Le climat politique est tendu après la publication officielle de la liste des candidats qui vont prendre part à la présidentielle du 24 février prochain, par le conseil constitutionnel. On assiste à un escalade verbal entre le régime en place et son opposition qui bande les muscles pour l’affrontement. Mais, ce sera sans compter avec le camp d’en face, prêt à faire régner l’ordre.
Ce sont des tirs groupés de l’opposition après la publication de la liste officielle des cinq candidats qui vont prendre part à la prochaine du 24 février 2019, contre Macky Sall et le conseil constitutionnel. L’opposition en tête, le parti démocratique sénégalais avec l’invalidation de son candidat Karim Wade, le camp de l’ancien maire de Dakar, Khalifa Sall et les autres candidats recalés par le parrainage ont sonné la grande mobilisation de riposte contre le pouvoir en place qu’ils accusent de vouloir opérer un hold up électoral.
Pour Me El hadji Amadou Sall, « les juges de cette juridiction sont aux ordres d’un prince. Avant de souligner que le Pds ne compte pas s’opposer à la tenue des élections présidentielles. L’avocat de Karim Wade de renchérir, « cette institution donne l’impression que ce sont des juges aux ordres et qui ne font qu’obéir ou faire plaisir au prince. Donc nous ne considérons pas leur décision comme ayant une autorité ou une certaine légitimité», a fulminé l’ancien ministre de la Justice.
La robe noire d’avertir le pouvoir en place, « nous avons toujours dit que si, par une manipulation de la constitution et des procédures, des juges aux ordres, allaient en deçà de leur devoir et font tout pour plaire au prince, nous Pds, nous ne boycotterons pas l’élection, nous nous opposerons pas à sa tenue. Le peuple est, en dernière analyse, dépositaire de la légitimité populaire. Nous discuterons avec lui pour lui demander de prendre la décision définitive et irrévocable d’exercer lui-même et définitivement la souveraineté populaire ».
Cheikh Bamaba Diéye, l’opposition va résister
Le leader du FSDBJ était l’invité de l’émission politique le Grand Jury de la Rfm tout à l’heure.
Selon lui, « l’opposition va résister. Car, c’est Macky Sall lui-même qui a créé les conditions de la violence. L’ancien maire de Saint-Louis de lister les manquements de Macky Sall.
D’abord, en refusant de se conformer à la constitution, en s’attaquant de manière délibérée à ses adversaires politiques dans le but de les écarter de la compétition électorale. Il s’est acharné sur notre dispositif électoral, il l’a assombri et l’a enfoncé dans les ténèbres. Si on fait une lecture objective de la constitution, il est du droit de chaque citoyen, lorsque la loi ne s’applique plus à tout le monde, de résister et de faire face », dénonce-t-til.
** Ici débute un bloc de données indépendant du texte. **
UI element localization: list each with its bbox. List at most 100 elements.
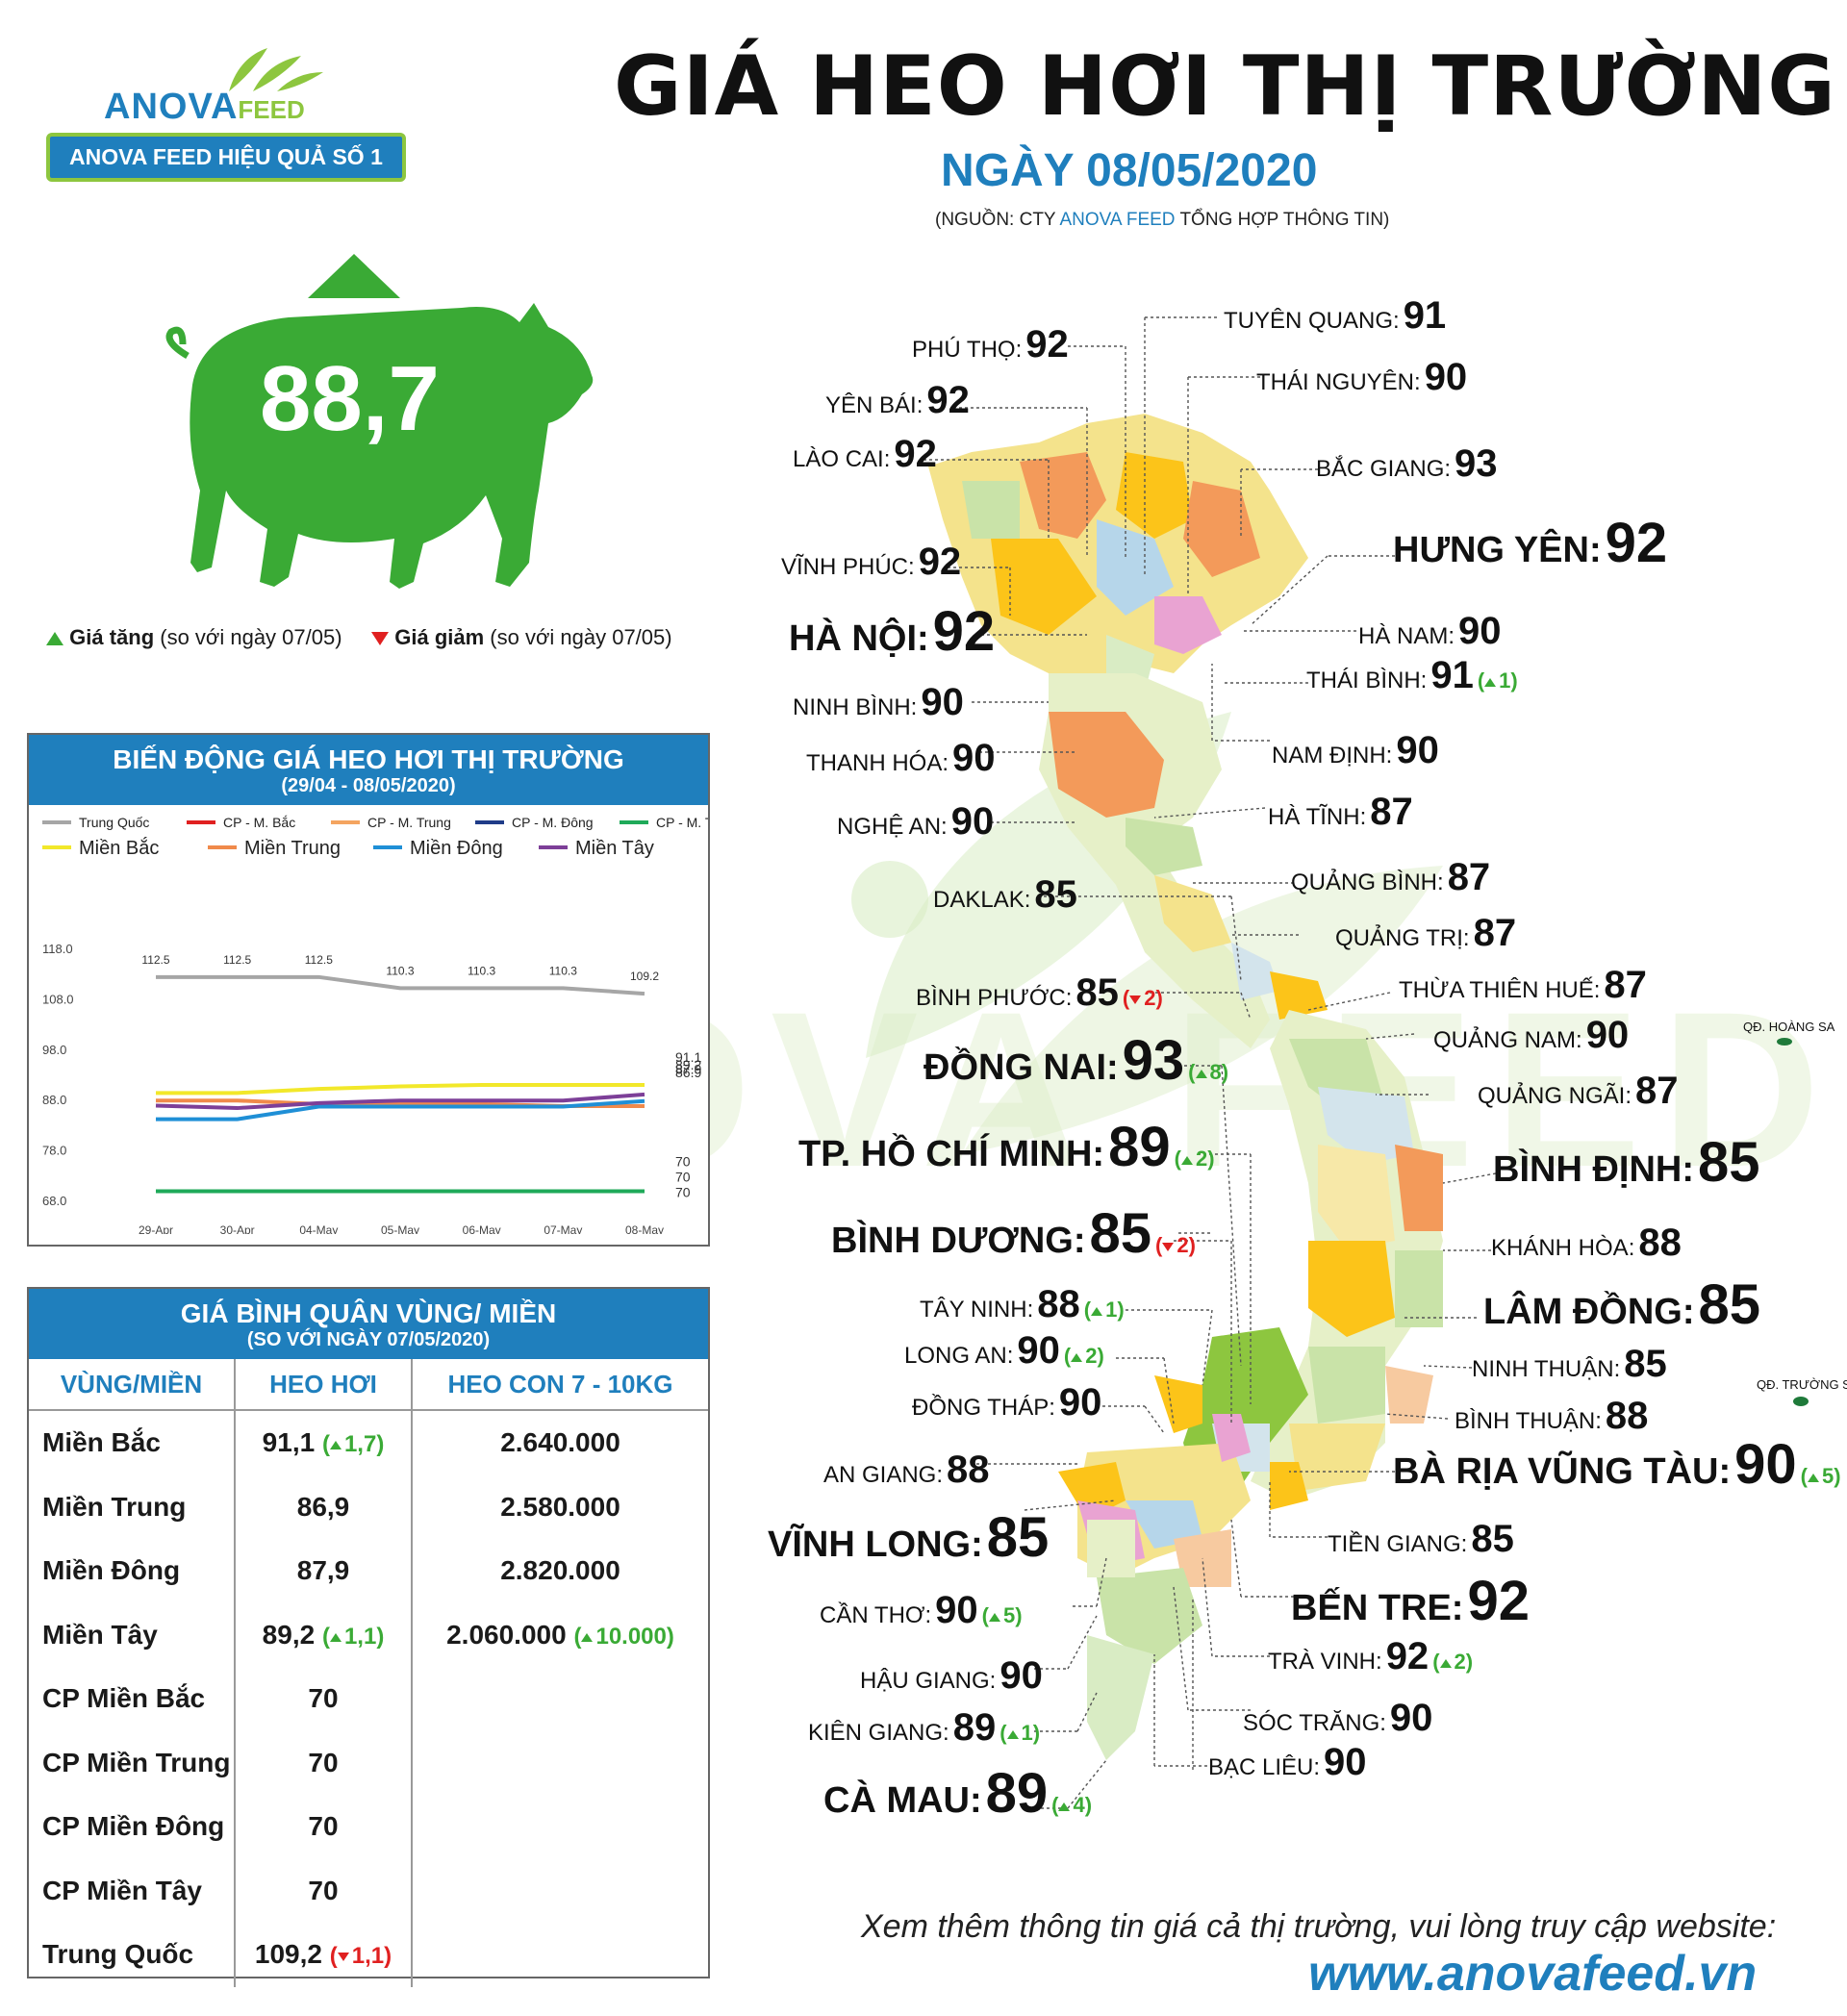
legend-label: CP - M. Tây [656,815,708,830]
province-price: 92 [1025,323,1069,365]
series-line-0 [156,974,645,996]
province-label: NAM ĐỊNH: 90 [1272,731,1439,769]
province-name: BÌNH ĐỊNH: [1493,1149,1694,1190]
trend-up-icon [1180,1155,1193,1165]
live-pig-price-cell: 86,9 [235,1474,413,1539]
legend-label: CP - M. Bắc [223,815,295,830]
price-trend-chart: Trung Quốc CP - M. Bắc CP - M. Trung CP - M… [42,815,708,1234]
national-price-value: 88,7 [260,347,440,450]
national-price-block: 88,7 [144,250,616,596]
province-change: (1) [1083,1298,1125,1322]
change-value: (1,1) [329,1943,392,1970]
province-label: QUẢNG NGÃI: 87 [1478,1071,1679,1110]
regional-avg-panel: GIÁ BÌNH QUÂN VÙNG/ MIỀN (SO VỚI NGÀY 07… [27,1287,710,1987]
province-label: BÌNH PHƯỚC: 85(2) [916,973,1163,1012]
province-label: SÓC TRĂNG: 90 [1243,1699,1432,1737]
change-value: (10.000) [573,1623,674,1650]
live-pig-price-cell: 87,9 [235,1539,413,1603]
province-label: BÌNH THUẬN: 88 [1455,1397,1648,1435]
province-name: BẠC LIÊU: [1208,1754,1321,1780]
province-price: 87 [1604,964,1647,1006]
province-price: 90 [950,800,995,843]
table-row: CP Miền Trung 70 [29,1730,708,1795]
province-label: TRÀ VINH: 92(2) [1268,1637,1473,1676]
end-value-label: 89.2 [675,1057,701,1072]
province-price: 93 [1122,1029,1185,1092]
province-price: 90 [1424,356,1468,398]
province-price: 85 [1698,1273,1761,1336]
province-name: DAKLAK: [933,887,1031,913]
province-change: (5) [981,1603,1023,1627]
trend-up-icon [1807,1473,1819,1482]
x-tick-label: 05-May [381,1223,419,1234]
y-tick-label: 108.0 [42,992,74,1006]
province-name: THỪA THIÊN HUẾ: [1399,977,1601,1003]
change-value: (1,7) [321,1431,385,1458]
province-change: (5) [1800,1464,1841,1488]
table-row: Miền Bắc 91,1 (1,7) 2.640.000 [29,1410,708,1475]
region-cell: Miền Đông [29,1539,236,1603]
province-label: TUYÊN QUANG: 91 [1224,296,1446,335]
logo-anova: ANOVA [104,87,239,127]
province-label: BÌNH ĐỊNH:85 [1493,1135,1760,1191]
province-label: NINH BÌNH: 90 [793,683,964,721]
province-change: (2) [1063,1344,1104,1368]
province-name: BÌNH THUẬN: [1455,1408,1602,1434]
province-price: 90 [999,1654,1043,1697]
chart-panel-header: BIẾN ĐỘNG GIÁ HEO HƠI THỊ TRƯỜNG (29/04 … [29,735,708,805]
province-label: HÀ NAM: 90 [1358,612,1502,650]
logo-feed: FEED [238,95,305,124]
series-line-7 [156,1098,645,1121]
regional-avg-table: VÙNG/MIỀN HEO HƠI HEO CON 7 - 10KG Miền … [29,1359,708,1987]
province-label: DAKLAK: 85 [933,875,1077,914]
region-cell: CP Miền Tây [29,1858,236,1923]
live-pig-price-cell: 109,2 (1,1) [235,1923,413,1987]
leaf-icon [229,48,323,91]
province-price: 89 [985,1762,1049,1825]
trend-up-icon [1006,1729,1019,1739]
legend-up-icon [46,632,63,646]
province-price: 85 [1471,1518,1514,1560]
province-price: 90 [1458,610,1502,652]
footer-website-link[interactable]: www.anovafeed.vn [1308,1946,1758,2002]
province-name: NGHỆ AN: [837,814,948,840]
trend-up-icon [308,254,400,298]
province-change: (1) [1477,668,1518,693]
province-change: (2) [1174,1147,1215,1171]
region-cell: Miền Tây [29,1602,236,1667]
data-label: 110.3 [386,964,414,977]
table-row: Miền Trung 86,9 2.580.000 [29,1474,708,1539]
data-label: 110.3 [549,964,577,977]
region-cell: Miền Bắc [29,1410,236,1475]
end-value-label: 86.9 [675,1065,701,1080]
province-price: 85 [1089,1202,1151,1265]
source-note: (NGUỒN: CTY ANOVA FEED TỔNG HỢP THÔNG TI… [935,210,1390,230]
province-name: BÌNH DƯƠNG: [831,1221,1086,1261]
island-label: QĐ. TRƯỜNG SA [1757,1377,1847,1392]
province-price: 92 [1467,1570,1530,1632]
trend-legend: Giá tăng (so với ngày 07/05) Giá giảm (s… [46,625,672,650]
province-label: QUẢNG NAM: 90 [1433,1016,1629,1054]
table-header-row: VÙNG/MIỀN HEO HƠI HEO CON 7 - 10KG [29,1359,708,1411]
province-price: 88 [1037,1283,1080,1325]
province-price: 92 [1385,1635,1430,1677]
province-price: 87 [1370,791,1413,833]
province-label: KIÊN GIANG: 89(1) [808,1708,1040,1747]
province-name: KIÊN GIANG: [808,1720,949,1746]
province-price: 85 [1034,873,1077,916]
end-value-label: 91.1 [675,1049,701,1065]
province-change: (8) [1188,1060,1229,1084]
province-price: 87 [1447,856,1491,898]
legend-label: Trung Quốc [79,815,149,830]
province-price: 88 [1638,1222,1682,1264]
province-label: QUẢNG BÌNH: 87 [1291,858,1490,896]
province-label: BẠC LIÊU: 90 [1208,1743,1367,1781]
province-price: 91 [1430,654,1474,696]
live-pig-price-cell: 91,1 (1,7) [235,1410,413,1475]
island-label: QĐ. HOÀNG SA [1743,1020,1835,1034]
province-name: BẮC GIANG: [1316,456,1452,482]
province-price: 90 [1585,1014,1630,1056]
live-pig-price-cell: 70 [235,1858,413,1923]
y-tick-label: 88.0 [42,1093,66,1107]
Avant de poursuivre sur un ton déterminé, « notre sécurité, c’est de respect strict de la loi, par tous les citoyens, par les autorités politiques et le président de la République… Si vous voulez expulser plus de 20 candidats qui se sont battus depuis des années pour préparer quelque chose et qui ont légitimement le droit d’y être, c’est vous même qui créez les conditions de la violence et aucun citoyen ne devra accepter, je dis bien et j’assume cet état de fait. Résister est une obligation, se battre un devoir. Nous aussi nous mettrons tous les moyens pour faire face », avertit Cheikh Bamba Dièye.
Macky Sall et son régime ne nous laissent aucun autre choix, pour la défense de nos droits citoyens et républicains, que celui de la confrontation politique
Dans une lettre adressée à ses militants et sympathisants, le président du Grand parti Malick Gackou tire à boulets rouges sur le conseil constitutionnel qui a invalidé sa candidature à l’étape des parrainages, Malick Gackou invite donc le C25 coalition des partis de l’opposition à se tenir prête pour combattre les forfaitures du régime.
Doudou Wade abonde dans le même sens, et selon l’ancien président de l’Assemblée nationale sous Me Wade, « il faut que le pouvoir sache qu’il y’aura des dégâts collatéraux. J’appelle le C25 à se rencontrer pour affronter Macky Sall sur le terrain de la rue. On n’est plus dans une république quand le président utilise toutes les institutions et force de l’ordre pour se maintenir au pouvoir », brandit Doudou Wade.
Des menaces qui n’ébranlent guère le camp du pouvoir. A en croire, le ministre en charge du Tourisme, Mame Mbaye Niang, qui a apporté la réplique du camp du pouvoir, « il y’aura des élections libres, paisibles, et transparentes et le meilleur va gagner. Il y’aura absolument rien, les élections vont bien se passer et personne ne pourra perturber l’élection présidentielle », rassure Mame Mbaye Niang.